Once Naraku had a sizeable hole in the case, he took a moment to debate if he should try to grind away more or take his chance with it now. There was still a thin layer of plexiglass between the crystals and the outside world and that was about as deep as he dared to drill to keep from damaging the drill-bit. The acid would melt through the glass, but it was going to make the process a bit longer than he would have liked.

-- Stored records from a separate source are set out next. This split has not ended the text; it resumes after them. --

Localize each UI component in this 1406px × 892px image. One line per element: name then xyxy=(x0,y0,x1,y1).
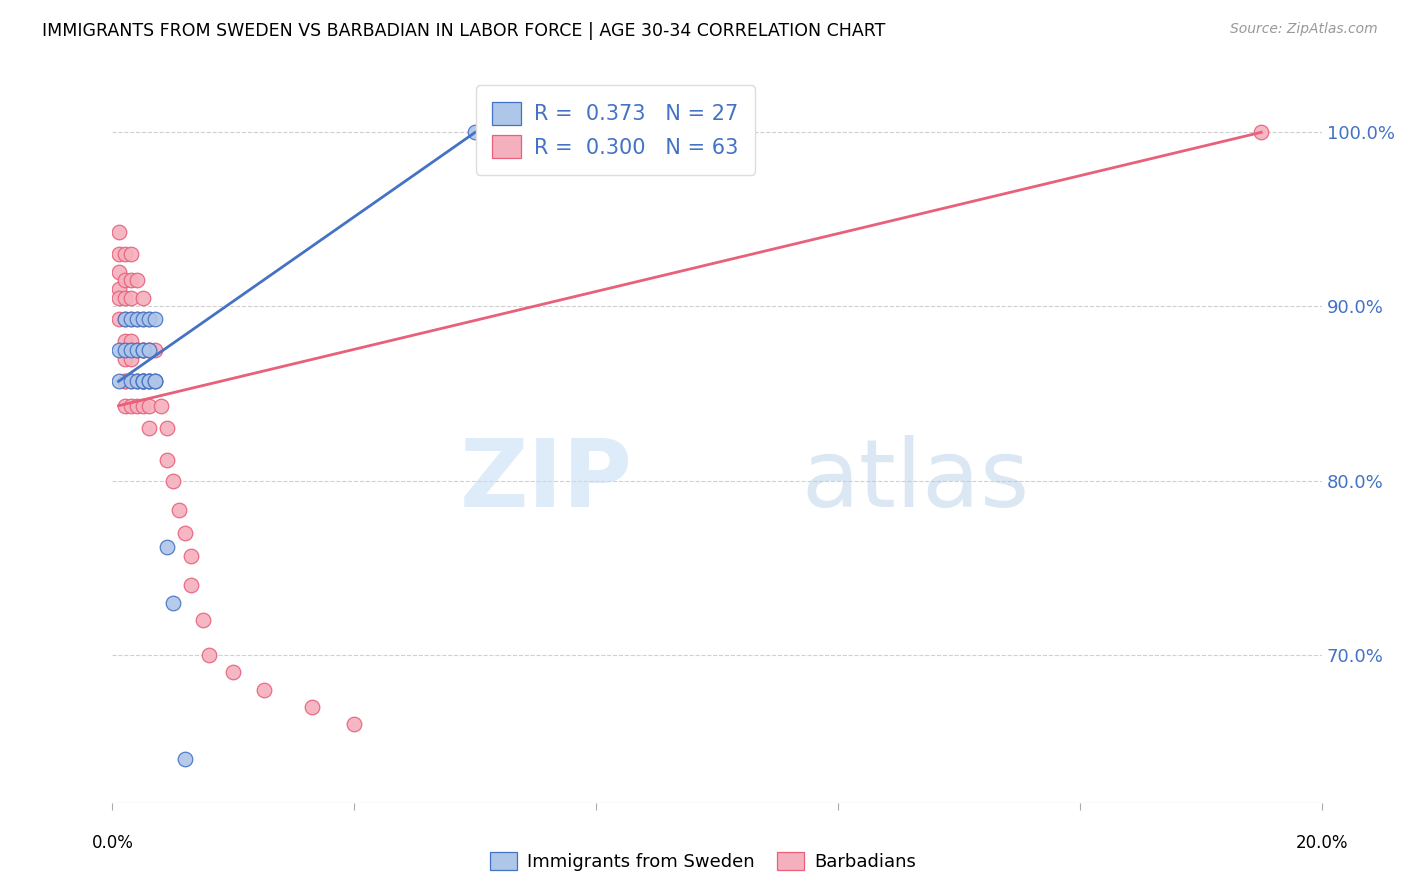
Point xyxy=(132,375,155,389)
Text: atlas: atlas xyxy=(801,435,1031,527)
Point xyxy=(120,351,142,366)
Point xyxy=(107,282,129,296)
Point xyxy=(120,311,142,326)
Point xyxy=(132,375,155,389)
Point xyxy=(138,375,160,389)
Point xyxy=(120,343,142,357)
Point xyxy=(301,700,323,714)
Point xyxy=(107,265,129,279)
Point xyxy=(114,273,136,287)
Point xyxy=(114,334,136,349)
Point xyxy=(343,717,366,731)
Point xyxy=(156,540,179,554)
Point xyxy=(114,343,136,357)
Point xyxy=(114,375,136,389)
Point xyxy=(1250,125,1272,139)
Point xyxy=(125,375,148,389)
Text: 20.0%: 20.0% xyxy=(1295,834,1348,852)
Point xyxy=(120,343,142,357)
Point xyxy=(180,578,202,592)
Point xyxy=(125,375,148,389)
Text: Source: ZipAtlas.com: Source: ZipAtlas.com xyxy=(1230,22,1378,37)
Point xyxy=(114,375,136,389)
Point xyxy=(138,375,160,389)
Point xyxy=(120,399,142,413)
Point xyxy=(138,375,160,389)
Point xyxy=(138,343,160,357)
Point xyxy=(143,311,166,326)
Point xyxy=(107,343,129,357)
Point xyxy=(120,247,142,261)
Text: IMMIGRANTS FROM SWEDEN VS BARBADIAN IN LABOR FORCE | AGE 30-34 CORRELATION CHART: IMMIGRANTS FROM SWEDEN VS BARBADIAN IN L… xyxy=(42,22,886,40)
Point xyxy=(114,399,136,413)
Point xyxy=(132,399,155,413)
Point xyxy=(132,311,155,326)
Legend: R =  0.373   N = 27, R =  0.300   N = 63: R = 0.373 N = 27, R = 0.300 N = 63 xyxy=(475,86,755,175)
Point xyxy=(120,375,142,389)
Point xyxy=(156,421,179,435)
Point xyxy=(138,421,160,435)
Text: 0.0%: 0.0% xyxy=(91,834,134,852)
Point xyxy=(114,343,136,357)
Point xyxy=(464,125,486,139)
Point xyxy=(132,343,155,357)
Point xyxy=(138,311,160,326)
Point xyxy=(114,291,136,305)
Point xyxy=(162,474,184,488)
Point xyxy=(125,399,148,413)
Point xyxy=(125,343,148,357)
Point xyxy=(132,343,155,357)
Point xyxy=(174,752,197,766)
Point xyxy=(107,291,129,305)
Point xyxy=(120,291,142,305)
Point xyxy=(198,648,221,662)
Point xyxy=(107,247,129,261)
Point xyxy=(107,375,129,389)
Point xyxy=(120,311,142,326)
Point xyxy=(125,343,148,357)
Point xyxy=(132,375,155,389)
Point xyxy=(120,375,142,389)
Point xyxy=(114,351,136,366)
Point xyxy=(222,665,245,680)
Point xyxy=(114,247,136,261)
Point xyxy=(138,311,160,326)
Point xyxy=(120,334,142,349)
Point xyxy=(132,343,155,357)
Point xyxy=(143,343,166,357)
Point xyxy=(253,682,276,697)
Point xyxy=(114,311,136,326)
Point xyxy=(180,549,202,563)
Point xyxy=(162,595,184,609)
Point xyxy=(132,343,155,357)
Point xyxy=(107,225,129,239)
Point xyxy=(120,273,142,287)
Point xyxy=(138,343,160,357)
Point xyxy=(156,452,179,467)
Point xyxy=(138,399,160,413)
Point xyxy=(114,311,136,326)
Point xyxy=(132,375,155,389)
Point xyxy=(143,375,166,389)
Point xyxy=(143,375,166,389)
Point xyxy=(125,273,148,287)
Point xyxy=(132,291,155,305)
Point xyxy=(132,375,155,389)
Point xyxy=(132,375,155,389)
Point xyxy=(125,311,148,326)
Point xyxy=(191,613,214,627)
Point xyxy=(143,375,166,389)
Legend: Immigrants from Sweden, Barbadians: Immigrants from Sweden, Barbadians xyxy=(482,845,924,879)
Text: ZIP: ZIP xyxy=(460,435,633,527)
Point xyxy=(138,375,160,389)
Point xyxy=(125,375,148,389)
Point xyxy=(125,311,148,326)
Point xyxy=(167,503,190,517)
Point xyxy=(149,399,172,413)
Point xyxy=(107,311,129,326)
Point xyxy=(132,311,155,326)
Point xyxy=(138,343,160,357)
Point xyxy=(174,525,197,540)
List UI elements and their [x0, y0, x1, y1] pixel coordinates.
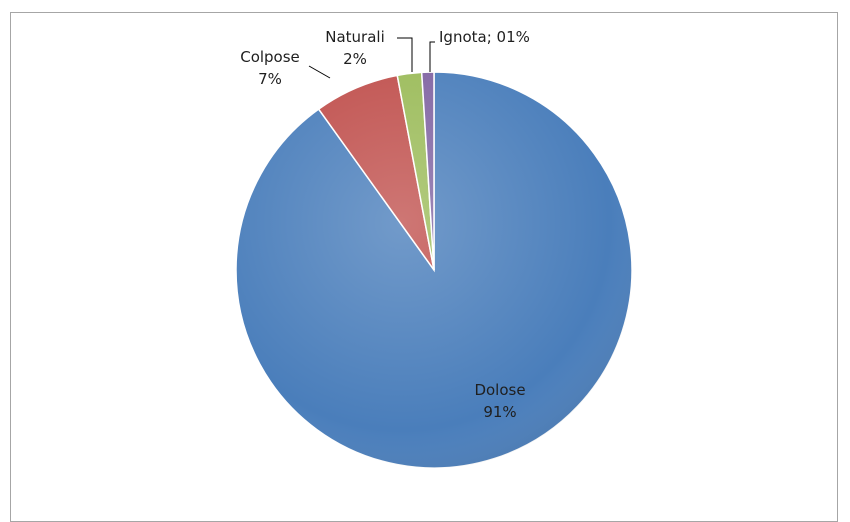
leader-line-naturali — [397, 37, 413, 72]
pie-slices — [235, 71, 633, 469]
leader-lines — [308, 37, 435, 79]
data-label-ignota: Ignota; 01% — [439, 28, 530, 46]
data-label-colpose: Colpose 7% — [240, 48, 300, 88]
data-label-dolose: Dolose 91% — [474, 381, 525, 421]
leader-line-colpose — [308, 65, 331, 79]
leader-line-ignota — [429, 41, 435, 72]
data-label-naturali: Naturali 2% — [325, 28, 385, 68]
data-labels: Dolose 91% Colpose 7% Naturali 2% Ignota; 01% — [240, 28, 530, 421]
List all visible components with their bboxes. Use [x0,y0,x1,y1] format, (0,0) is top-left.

'I have no other option. I will grind a bigger diameter, pour the acid in, and wait.' Naraku aimed the tip of the drill back at the hole and felt a familiar thick wall of pressure wash over him. The heartbeats were irregular and weak...and he could hear them through his earbuds, which were no longer playing the audio of the video. He squeezed the trigger of the drill and arched an eyebrow. It was dead. Naraku checked his phone. It was also dead. His office light was out, too.
"Well played," Naraku grinned, standing and striding over to his desk. "I figured you would try that, so I brought these." He reached into his bag and pulled out a rock hammer and pick. "Admittedly, I'm surprised you didn't try it earlier."
After the first strike on the pick with the hammer, Naraku let out a breathy laugh. After the second, he smiled. From the third strike and on, Naraku felt like he was chiseling away his fear, regret, and anger alongside the plexiglass.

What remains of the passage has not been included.